喜んで欲しかっただけですのに
お兄さまたちが王都に向かわれた翌日。
ラミアス司教さまがいらっしゃいました。お父さまたちにご用があるとか。少し難しいお顔をなさって。
何か心配事があるのでしょうか?
「従兄弟殿!いきなり訪ねて来てすまないが人払いを頼む‼︎」
「何かあったのか…人払いを。ああ、アルテは残ってくれ。」
「昨夜ジークとキャシーとバートが教会の司教館に来て泊まっていった。レティが怪我をすることの多いバートの為に作ったポーションの鑑定を俺に頼む為に、だ。」
「…まさか。五歳の子どもにポーションを作る知識も技術も無いだろう?」
「ウィル。あの子のスキルをなめるな。きちんとしたポーションだったよ。しかも下位でも中位でもなく、上位でさえなかった。」
「おい!それはもしかして既にポーションではなく」
「当たり。伝説のエリクサーに近いポーションだったよ。さすがに死者を生き返らせることは出来ないが、ある程度の欠損の再生なら出来る。腕や足の一本くらいならな。病気だってすぐに完治する。それをレティはバートに六本も渡していた。バートたちには王都の途中で旅行中の魔術師から譲ってもらったとでも言っておけ、とは言ったが…」
「ジークたちは驚いただろうな。」
「絶句していたよ。多分レティシアは大好きな兄のランバートが無事卒業することを願って作っただけだったろう。

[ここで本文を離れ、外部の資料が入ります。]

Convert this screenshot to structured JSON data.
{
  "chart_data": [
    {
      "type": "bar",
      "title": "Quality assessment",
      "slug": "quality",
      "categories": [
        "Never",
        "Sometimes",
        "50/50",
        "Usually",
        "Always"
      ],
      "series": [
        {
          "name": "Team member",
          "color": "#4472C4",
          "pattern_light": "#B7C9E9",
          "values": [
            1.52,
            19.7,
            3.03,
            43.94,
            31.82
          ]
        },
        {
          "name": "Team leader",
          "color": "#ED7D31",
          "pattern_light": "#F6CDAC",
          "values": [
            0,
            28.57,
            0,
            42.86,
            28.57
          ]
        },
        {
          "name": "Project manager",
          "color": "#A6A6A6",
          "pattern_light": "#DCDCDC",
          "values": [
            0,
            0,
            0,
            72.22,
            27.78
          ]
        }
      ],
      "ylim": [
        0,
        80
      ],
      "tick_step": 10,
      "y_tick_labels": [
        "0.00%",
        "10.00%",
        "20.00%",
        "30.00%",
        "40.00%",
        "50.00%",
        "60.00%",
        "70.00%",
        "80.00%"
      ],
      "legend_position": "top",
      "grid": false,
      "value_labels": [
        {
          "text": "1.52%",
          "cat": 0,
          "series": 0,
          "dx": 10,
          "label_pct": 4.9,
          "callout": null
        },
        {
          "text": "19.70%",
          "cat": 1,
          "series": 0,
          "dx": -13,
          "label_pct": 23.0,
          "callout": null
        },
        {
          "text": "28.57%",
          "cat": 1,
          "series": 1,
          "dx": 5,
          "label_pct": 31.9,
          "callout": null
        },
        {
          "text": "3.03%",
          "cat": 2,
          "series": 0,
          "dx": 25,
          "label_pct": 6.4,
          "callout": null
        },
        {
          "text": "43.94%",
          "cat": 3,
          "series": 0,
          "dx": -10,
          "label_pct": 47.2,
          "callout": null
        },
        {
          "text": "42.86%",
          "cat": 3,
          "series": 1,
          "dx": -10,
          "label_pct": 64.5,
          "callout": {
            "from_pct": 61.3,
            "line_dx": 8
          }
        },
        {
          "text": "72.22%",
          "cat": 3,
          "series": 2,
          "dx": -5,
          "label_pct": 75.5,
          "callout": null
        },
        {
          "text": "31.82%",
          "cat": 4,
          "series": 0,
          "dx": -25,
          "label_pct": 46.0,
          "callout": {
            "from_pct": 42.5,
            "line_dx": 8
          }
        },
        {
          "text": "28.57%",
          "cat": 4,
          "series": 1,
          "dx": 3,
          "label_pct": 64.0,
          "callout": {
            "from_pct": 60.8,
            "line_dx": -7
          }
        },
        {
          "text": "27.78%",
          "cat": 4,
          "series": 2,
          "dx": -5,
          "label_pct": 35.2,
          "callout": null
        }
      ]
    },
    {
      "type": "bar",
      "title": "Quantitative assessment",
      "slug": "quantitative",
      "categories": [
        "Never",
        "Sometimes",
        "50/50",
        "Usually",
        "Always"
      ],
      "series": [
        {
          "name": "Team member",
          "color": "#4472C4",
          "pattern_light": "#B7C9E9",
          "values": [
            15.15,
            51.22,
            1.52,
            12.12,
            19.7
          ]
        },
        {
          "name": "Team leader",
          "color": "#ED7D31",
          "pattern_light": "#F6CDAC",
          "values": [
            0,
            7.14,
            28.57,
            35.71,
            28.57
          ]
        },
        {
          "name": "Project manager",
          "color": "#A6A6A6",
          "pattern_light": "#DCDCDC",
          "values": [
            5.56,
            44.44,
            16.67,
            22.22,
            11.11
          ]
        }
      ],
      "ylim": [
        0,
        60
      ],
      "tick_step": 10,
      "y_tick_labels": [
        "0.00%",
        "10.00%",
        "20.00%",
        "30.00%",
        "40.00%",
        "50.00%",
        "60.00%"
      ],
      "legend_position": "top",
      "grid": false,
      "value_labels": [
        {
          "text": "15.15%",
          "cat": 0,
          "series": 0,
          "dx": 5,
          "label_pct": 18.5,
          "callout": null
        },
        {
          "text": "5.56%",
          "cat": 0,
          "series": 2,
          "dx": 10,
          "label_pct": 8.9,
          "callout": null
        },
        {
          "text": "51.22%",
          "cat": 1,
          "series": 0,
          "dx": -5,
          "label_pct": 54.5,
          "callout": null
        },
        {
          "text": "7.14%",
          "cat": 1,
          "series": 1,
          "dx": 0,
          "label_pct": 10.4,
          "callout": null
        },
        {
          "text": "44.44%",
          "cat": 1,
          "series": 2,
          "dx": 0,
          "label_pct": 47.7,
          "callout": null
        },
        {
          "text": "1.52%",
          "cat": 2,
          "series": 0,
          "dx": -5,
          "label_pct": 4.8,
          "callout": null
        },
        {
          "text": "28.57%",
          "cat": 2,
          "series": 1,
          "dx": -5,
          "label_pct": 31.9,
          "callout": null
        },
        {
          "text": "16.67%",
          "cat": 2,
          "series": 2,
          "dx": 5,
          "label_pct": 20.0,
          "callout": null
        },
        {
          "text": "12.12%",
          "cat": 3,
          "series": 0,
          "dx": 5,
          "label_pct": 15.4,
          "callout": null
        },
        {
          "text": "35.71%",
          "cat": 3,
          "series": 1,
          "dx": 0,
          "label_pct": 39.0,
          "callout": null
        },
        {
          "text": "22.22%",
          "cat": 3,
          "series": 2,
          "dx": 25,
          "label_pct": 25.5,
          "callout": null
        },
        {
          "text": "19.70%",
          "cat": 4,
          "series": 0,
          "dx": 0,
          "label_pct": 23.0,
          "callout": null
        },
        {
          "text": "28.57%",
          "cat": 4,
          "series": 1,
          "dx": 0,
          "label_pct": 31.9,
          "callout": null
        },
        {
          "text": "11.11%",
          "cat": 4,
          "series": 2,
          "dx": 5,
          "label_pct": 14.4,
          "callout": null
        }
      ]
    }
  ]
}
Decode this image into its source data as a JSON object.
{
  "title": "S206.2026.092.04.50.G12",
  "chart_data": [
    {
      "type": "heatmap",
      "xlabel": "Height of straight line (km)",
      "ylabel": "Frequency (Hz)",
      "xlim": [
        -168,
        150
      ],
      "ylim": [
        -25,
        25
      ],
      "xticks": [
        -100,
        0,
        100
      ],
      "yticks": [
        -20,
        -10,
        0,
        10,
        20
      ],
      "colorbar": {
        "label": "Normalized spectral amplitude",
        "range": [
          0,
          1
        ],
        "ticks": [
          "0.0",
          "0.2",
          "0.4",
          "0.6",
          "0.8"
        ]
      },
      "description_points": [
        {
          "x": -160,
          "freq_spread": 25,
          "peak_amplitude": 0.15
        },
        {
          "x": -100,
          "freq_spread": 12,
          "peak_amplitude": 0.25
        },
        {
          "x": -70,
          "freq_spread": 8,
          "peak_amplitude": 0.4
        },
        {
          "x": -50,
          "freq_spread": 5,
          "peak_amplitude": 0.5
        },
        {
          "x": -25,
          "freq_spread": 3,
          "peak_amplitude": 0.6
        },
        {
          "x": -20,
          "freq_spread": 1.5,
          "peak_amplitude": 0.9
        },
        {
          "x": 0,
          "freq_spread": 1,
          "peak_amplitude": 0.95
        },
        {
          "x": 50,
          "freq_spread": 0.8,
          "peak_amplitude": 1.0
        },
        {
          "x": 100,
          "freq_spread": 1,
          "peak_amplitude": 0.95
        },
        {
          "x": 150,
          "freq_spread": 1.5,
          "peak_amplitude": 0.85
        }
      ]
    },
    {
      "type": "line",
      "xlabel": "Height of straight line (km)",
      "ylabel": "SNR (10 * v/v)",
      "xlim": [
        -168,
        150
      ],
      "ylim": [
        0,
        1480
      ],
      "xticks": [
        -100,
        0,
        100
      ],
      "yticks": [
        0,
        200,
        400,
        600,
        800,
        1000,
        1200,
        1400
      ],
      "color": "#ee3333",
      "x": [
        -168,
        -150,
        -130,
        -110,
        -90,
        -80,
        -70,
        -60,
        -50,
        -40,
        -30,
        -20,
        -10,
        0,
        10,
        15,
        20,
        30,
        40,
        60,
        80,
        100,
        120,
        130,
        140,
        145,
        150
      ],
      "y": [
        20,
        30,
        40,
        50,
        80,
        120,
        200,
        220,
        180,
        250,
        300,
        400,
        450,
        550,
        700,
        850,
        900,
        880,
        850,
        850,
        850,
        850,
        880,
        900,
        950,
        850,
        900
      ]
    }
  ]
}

ポーションを作るには薬草の知識と調合魔法の適性と薬を生成するに足りる魔力が必要で、それを兼ね備える人間の数が少ないことは常識なんだが。」
「レティはその常識を軽く飛び越える、か。」
「かなり心して守らないとダメだ。あのポーションが知られたらレティは王宮に召し上げられる可能性がある。もしレティを王宮が縛ったら…どんな天罰が下されるか。考えたくもない。」
「レティに悪気はないのよね。そうしてレティには特別との自覚もない。だからあの子を制御するのは難しい…頭が痛いわ。」
「養育係と遊び相手を探してくれという依頼な。かなり難航しそうだ。レティのあの能力に接して欲が生まれない人物はなかなかいないだろう。」
「そう言えばあの無い数字…ゼロと九つの数記号は計算する際には便利だな。計算間違いが殆ど無くなったよ。正式な書類には使えないが。」
「一応俺の名前で王都の教会に届けたけど。近いうちに呼び出しをくらいそうだ。多分、正式に採用されるぞ。あれ。」
「ああいう自由な発想はレティならではなのだろう。数に位をつけて書き記して計算すると、今までの数字で考えるよりずっと早く答が出せるとは。」
「その通り。教会もそれで事務仕事がはかどって大助かりしてる。ギルドでも採用し始めているよ。」
「なんだか変な話をしてると思うのは私だけかしら?良いものを考えついて、良いものを作ったのに問題だなんて。」
「従姉妹殿、間違ってはいないさ。でも、それをしたのがわずか五歳の女の子だということが問題なんだ。」
「だとしたら、一刻も早くあの子に養育係をつけた方が良いのではありませんか?多少はあの子の思いつきをその人の功績としたってかまわないでしょう?」
「従姉妹殿。そんな度量のある神官なんて…違うな。そんなことどうだっていいと思っている神官ならいるか…」
「何だそれ?」
「ロリフ司祭の次男。まだ十六歳なんだが。この前神学校を卒業して戻って来たんだ。ちょっと変わっててね。一度レティに会わせてみようかな。」